Nicola Anderson at rugby rape trial: 'Draw a distinction between consent and submission,' jury told
AFTER a lengthy delay in the morning for “technical reasons”, at last it was the turn of Judge Patricia Smyth to address the jury – but only on points of law.
“As far as the facts are concerned, they are for you to decide,” she told them.
Print-outs of her address were made available to jury, legal teams and even the media, distributed in business-like fashion by the court clerk, neatly stapled and still warm from the photocopier.
The judge’s words were carefully balanced as she explained each of the six counts on the indictment, what the prosecution has to prove and what the law means in respect of each.
Regarding count one, of rape, relating only to Paddy Jackson, Judge Smyth said that if the jury was sure that he did intentionally penetrate the alleged victim, it must go on and consider the second element of rape and they must ask themselves whether they were sure the woman did not consent.
“Consent has a particular legal meaning,” she pointed out. “A woman consents if she agrees by choice and has the freedom and capacity to make that choice.”
The young woman had told the jury she did not consent. Mr Jackson told them that not only did she consent to sexual activity, but that she had instigated it.
Then the judge warned them that when considering the issue of consent, it is important “to draw a distinction between consent and submission”.
“Consent in some situations may be given enthusiastically, whereas in others it is given with reluctance – but nevertheless it is still consent,” she said.
“Where, however, a woman is so overcome by fear that she lacks any capacity either to give consent or to resist, that woman does not consent but is submitting to what takes place.”
And she said the prosecution does not have to prove that a woman resisted physically or that she said she did not consent.
Here, Judge Smyth advised the jury to apply their “combined good sense, experience and knowledge of human behaviour and modern behaviour to all the relevant facts”.
Deep in concentration, the courtroom listened.
The entire three days on which the trial had sat this week had required concentration.
On Wednesday, Frank O’Donoghue QC, for Stuart Olding, gave an extensive analysis of the evidence relating to his client, listing more than 20 questions he said he would like to have asked the young woman at the centre of this trial.
“Why was she unable to resist, why did she not say ‘no’?” he asked.
“Why did she open her mouth – why didn’t she keep her mouth closed? Why didn’t she scream – the house was occupied. There were a lot of middle-class girls downstairs – they weren’t going to tolerate a rape or anything like that.”
Just days after Ireland’s euphoric Grand Slam win at Twickenham, the presence of the two Ireland internationals in the dock, by way of contrast, was even starker than usual.
Eight weeks in, an extreme form of general weariness had set in.
Mr O’Donoghue claimed the authorities had let down his client Mr Olding, whom, he claimed, should not have been on trial in the first place.
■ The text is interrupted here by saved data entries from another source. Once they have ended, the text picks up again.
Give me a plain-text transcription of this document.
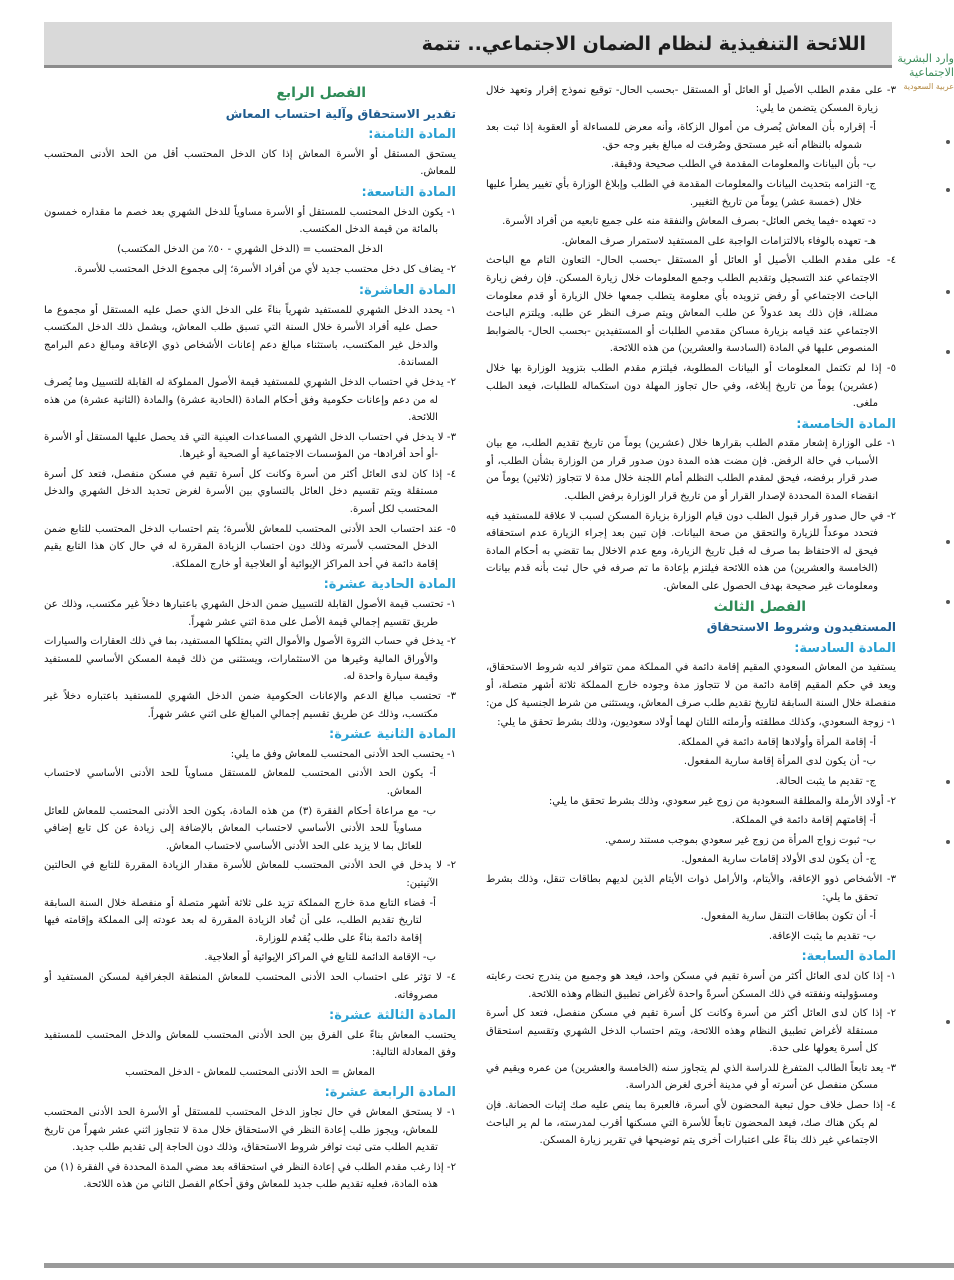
اللائحة التنفيذية لنظام الضمان الاجتماعي.. تتمة
وارد البشرية
الاجتماعية
عربية السعودية

٣- على مقدم الطلب الأصيل أو العائل أو المستقل -بحسب الحال- توقيع نموذج إقرار وتعهد خلال زيارة المسكن يتضمن ما يلي:

أ- إقراره بأن المعاش يُصرف من أموال الزكاة، وأنه معرض للمساءلة أو العقوبة إذا ثبت بعد شموله بالنظام أنه غير مستحق وصُرفت له مبالغ بغير وجه حق.

ب- بأن البيانات والمعلومات المقدمة في الطلب صحيحة ودقيقة.

ج- التزامه بتحديث البيانات والمعلومات المقدمة في الطلب وإبلاغ الوزارة بأي تغيير يطرأ عليها خلال (خمسة عشر) يوماً من تاريخ التغيير.

د- تعهده -فيما يخص العائل- بصرف المعاش والنفقة منه على جميع تابعيه من أفراد الأسرة.

هـ- تعهده بالوفاء بالالتزامات الواجبة على المستفيد لاستمرار صرف المعاش.

٤- على مقدم الطلب الأصيل أو العائل أو المستقل -بحسب الحال- التعاون التام مع الباحث الاجتماعي عند التسجيل وتقديم الطلب وجمع المعلومات خلال زيارة المسكن. فإن رفض زيارة الباحث الاجتماعي أو رفض تزويده بأي معلومة يتطلب جمعها خلال الزيارة أو قدم معلومات مضللة، فإن ذلك يعد عدولاً عن طلب المعاش ويتم صرف النظر عن طلبه. ويلتزم الباحث الاجتماعي عند قيامه بزيارة مساكن مقدمي الطلبات أو المستفيدين -بحسب الحال- بالضوابط المنصوص عليها في المادة (السادسة والعشرين) من هذه اللائحة.

٥- إذا لم تكتمل المعلومات أو البيانات المطلوبة، فيلتزم مقدم الطلب بتزويد الوزارة بها خلال (عشرين) يوماً من تاريخ إبلاغه، وفي حال تجاوز المهلة دون استكماله للطلبات، فيعد الطلب ملغى.

المادة الخامسة:

١- على الوزارة إشعار مقدم الطلب بقرارها خلال (عشرين) يوماً من تاريخ تقديم الطلب، مع بيان الأسباب في حالة الرفض. فإن مضت هذه المدة دون صدور قرار من الوزارة بشأن الطلب، أو صدر قرار برفضه، فيحق لمقدم الطلب التظلم أمام اللجنة خلال مدة لا تتجاوز (ثلاثين) يوماً من انقضاء المدة المحددة لإصدار القرار أو من تاريخ قرار الوزارة برفض الطلب.

٢- في حال صدور قرار قبول الطلب دون قيام الوزارة بزيارة المسكن لسبب لا علاقة للمستفيد فيه فتحدد موعداً للزيارة والتحقق من صحة البيانات. فإن تبين بعد إجراء الزيارة عدم استحقاقه فيحق له الاحتفاظ بما صرف له قبل تاريخ الزيارة، ومع عدم الاخلال بما تقضي به أحكام المادة (الخامسة والعشرين) من هذه اللائحة فيلتزم بإعادة ما تم صرفه في حال ثبت بأنه قدم بيانات ومعلومات غير صحيحة بهدف الحصول على المعاش.

الفصل الثالث
المستفيدون وشروط الاستحقاق
المادة السادسة:

يستفيد من المعاش السعودي المقيم إقامة دائمة في المملكة ممن تتوافر لديه شروط الاستحقاق، ويعد في حكم المقيم إقامة دائمة من لا تتجاوز مدة وجوده خارج المملكة ثلاثة أشهر متصلة، أو منفصلة خلال السنة السابقة لتاريخ تقديم طلب صرف المعاش، ويستثنى من شرط الجنسية كل من:

١- زوجة السعودي، وكذلك مطلقته وأرملته اللتان لهما أولاد سعوديون، وذلك بشرط تحقق ما يلي:

أ- إقامة المرأة وأولادها إقامة دائمة في المملكة.

ب- أن يكون لدى المرأة إقامة سارية المفعول.

ج- تقديم ما يثبت الحالة.

٢- أولاد الأرملة والمطلقة السعودية من زوج غير سعودي، وذلك بشرط تحقق ما يلي:

أ- إقامتهم إقامة دائمة في المملكة.

ب- ثبوت زواج المرأة من زوج غير سعودي بموجب مستند رسمي.

ج- أن يكون لدى الأولاد إقامات سارية المفعول.

٣- الأشخاص ذوو الإعاقة، والأيتام، والأرامل ذوات الأيتام الذين لديهم بطاقات تنقل، وذلك بشرط تحقق ما يلي:

أ- أن تكون بطاقات التنقل سارية المفعول.

ب- تقديم ما يثبت الإعاقة.

المادة السابعة:

١- إذا كان لدى العائل أكثر من أسرة تقيم في مسكن واحد، فيعد هو وجميع من يندرج تحت رعايته ومسؤوليته ونفقته في ذلك المسكن أسرةً واحدة لأغراض تطبيق النظام وهذه اللائحة.

٢- إذا كان لدى العائل أكثر من أسرة وكانت كل أسرة تقيم في مسكن منفصل، فتعد كل أسرة مستقلة لأغراض تطبيق النظام وهذه اللائحة، ويتم احتساب الدخل الشهري وتقسيم استحقاق كل أسرة يعولها على حدة.

٣- يعد تابعاً الطالب المتفرغ للدراسة الذي لم يتجاوز سنه (الخامسة والعشرين) من عمره ويقيم في مسكن منفصل عن أسرته أو في مدينة أخرى لغرض الدراسة.

٤- إذا حصل خلاف حول تبعية المحضون لأي أسرة، فالعبرة بما ينص عليه صك إثبات الحضانة. فإن لم يكن هناك صك، فيعد المحضون تابعاً للأسرة التي مسكنها أقرب لمدرسته، ما لم ير الباحث الاجتماعي غير ذلك بناءً على اعتبارات أخرى يتم توضيحها في تقرير زيارة المسكن.

الفصل الرابع
تقدير الاستحقاق وآلية احتساب المعاش
المادة الثامنة:

يستحق المستقل أو الأسرة المعاش إذا كان الدخل المحتسب أقل من الحد الأدنى المحتسب للمعاش.

المادة التاسعة:

١- يكون الدخل المحتسب للمستقل أو الأسرة مساوياً للدخل الشهري بعد خصم ما مقداره خمسون بالمائة من قيمة الدخل المكتسب.

الدخل المحتسب = (الدخل الشهري - ٥٠٪ من الدخل المكتسب)

٢- يضاف كل دخل محتسب جديد لأي من أفراد الأسرة؛ إلى مجموع الدخل المحتسب للأسرة.

المادة العاشرة:

١- يحدد الدخل الشهري للمستفيد شهرياً بناءً على الدخل الذي حصل عليه المستقل أو مجموع ما حصل عليه أفراد الأسرة خلال السنة التي تسبق طلب المعاش، ويشمل ذلك الدخل المكتسب والدخل غير المكتسب، باستثناء مبالغ دعم إعانات الأشخاص ذوي الإعاقة ومبالغ دعم البرامج المساندة.

٢- يدخل في احتساب الدخل الشهري للمستفيد قيمة الأصول المملوكة له القابلة للتسييل وما يُصرف له من دعم وإعانات حكومية وفق أحكام المادة (الحادية عشرة) والمادة (الثانية عشرة) من هذه اللائحة.

٣- لا يدخل في احتساب الدخل الشهري المساعدات العينية التي قد يحصل عليها المستقل أو الأسرة -أو أحد أفرادها- من المؤسسات الاجتماعية أو الصحية أو غيرها.

٤- إذا كان لدى العائل أكثر من أسرة وكانت كل أسرة تقيم في مسكن منفصل، فتعد كل أسرة مستقلة ويتم تقسيم دخل العائل بالتساوي بين الأسرة لغرض تحديد الدخل الشهري والدخل المحتسب لكل أسرة.

٥- عند احتساب الحد الأدنى المحتسب للمعاش للأسرة؛ يتم احتساب الدخل المحتسب للتابع ضمن الدخل المحتسب لأسرته وذلك دون احتساب الزيادة المقررة له في حال كان هذا التابع يقيم إقامة دائمة في أحد المراكز الإيوائية أو العلاجية أو خارج المملكة.

المادة الحادية عشرة:

١- تحتسب قيمة الأصول القابلة للتسييل ضمن الدخل الشهري باعتبارها دخلاً غير مكتسب، وذلك عن طريق تقسيم إجمالي قيمة الأصل على مدة اثني عشر شهراً.

٢- يدخل في حساب الثروة الأصول والأموال التي يمتلكها المستفيد، بما في ذلك العقارات والسيارات والأوراق المالية وغيرها من الاستثمارات، ويستثنى من ذلك قيمة المسكن الأساسي للمستفيد وقيمة سيارة واحدة له.

٣- تحتسب مبالغ الدعم والإعانات الحكومية ضمن الدخل الشهري للمستفيد باعتباره دخلاً غير مكتسب، وذلك عن طريق تقسيم إجمالي المبالغ على اثني عشر شهراً.

المادة الثانية عشرة:

١- يحتسب الحد الأدنى المحتسب للمعاش وفق ما يلي:

أ- يكون الحد الأدنى المحتسب للمعاش للمستقل مساوياً للحد الأدنى الأساسي لاحتساب المعاش.

ب- مع مراعاة أحكام الفقرة (٣) من هذه المادة، يكون الحد الأدنى المحتسب للمعاش للعائل مساوياً للحد الأدنى الأساسي لاحتساب المعاش بالإضافة إلى زيادة عن كل تابع إضافي للعائل بما لا يزيد على الحد الأدنى الأساسي لاحتساب المعاش.

٢- لا يدخل في الحد الأدنى المحتسب للمعاش للأسرة مقدار الزيادة المقررة للتابع في الحالتين الآتيتين:

أ- قضاء التابع مدة خارج المملكة تزيد على ثلاثة أشهر متصلة أو منفصلة خلال السنة السابقة لتاريخ تقديم الطلب، على أن تُعاد الزيادة المقررة له بعد عودته إلى المملكة وإقامته فيها إقامة دائمة بناءً على طلب يُقدم للوزارة.

ب- الإقامة الدائمة للتابع في المراكز الإيوائية أو العلاجية.

٤- لا تؤثر على احتساب الحد الأدنى المحتسب للمعاش المنطقة الجغرافية لمسكن المستفيد أو مصروفاته.

المادة الثالثة عشرة:

يحتسب المعاش بناءً على الفرق بين الحد الأدنى المحتسب للمعاش والدخل المحتسب للمستفيد وفق المعادلة التالية:

المعاش = الحد الأدنى المحتسب للمعاش - الدخل المحتسب

المادة الرابعة عشرة:

١- لا يستحق المعاش في حال تجاوز الدخل المحتسب للمستقل أو الأسرة الحد الأدنى المحتسب للمعاش، ويجوز طلب إعادة النظر في الاستحقاق خلال مدة لا تتجاوز اثني عشر شهراً من تاريخ تقديم الطلب متى ثبت توافر شروط الاستحقاق، وذلك دون الحاجة إلى تقديم طلب جديد.

٢- إذا رغب مقدم الطلب في إعادة النظر في استحقاقه بعد مضي المدة المحددة في الفقرة (١) من هذه المادة، فعليه تقديم طلب جديد للمعاش وفق أحكام الفصل الثاني من هذه اللائحة.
He added they had failed to investigate the evidence against him in a proper way.
The complaint at the heart of the case had been “devoid of detail” – and that inconsistencies in the alleged victim’s account were not down to “trauma” but “wild exaggeration” and “downright false allegation”.
He said the woman’s evidence was of “hopeless quality”, adding that “the investigation, testing and evaluation of this complaint was at best poor – at worst virtually non-existent”.
Olding, he said, had told the truth throughout, “warts and all”.
He described his client as a “reliable historian” – despite the level of alcohol he had consumed that night. This had entailed eight cans of Carlsberg, four pints of Guinness, two gin and tonics, five vodka lemonades and three shots.
He said Olding had “acted the big lad, bragging to his mates on social media”, adding the sportsman was “not proud” of the messages, but that they were on “what he thought to be the privacy of his own phone” and that they had “rebounded and been used against him”.
Arthur Harvey, for Blane McIlroy, meanwhile, had claimed he had “not got his lines wrong” and his client had not, as the prosecution had claimed, given the account that had been delegated to Stuart Olding in a conspiracy.
In closing their case, the prosecution had asked “lads or legends, you decide”, he said. But that’s not the question they need to answer, he pointed out.
“They may be either, neither or both.”
The final word for the four defendants went to Rory Harrison’s lawyer, Gavan Duffy. His client had given evidence to the court in an “honest, straightforward and candid manner”, he said.
Mr Harrison was no weasel who had used “weasel words” to comfort the complainant, he claimed, describing him instead as kind and honest.
In reference to a character witness who had described how Mr Harrison had helped her with her suitcase onto a bus, Mr Duffy said, “You might ask: ‘So what? What does it matter?’” But it had mattered to the woman, he said – and it should matter to the jury, he claimed because it gave “a great insight into his character”.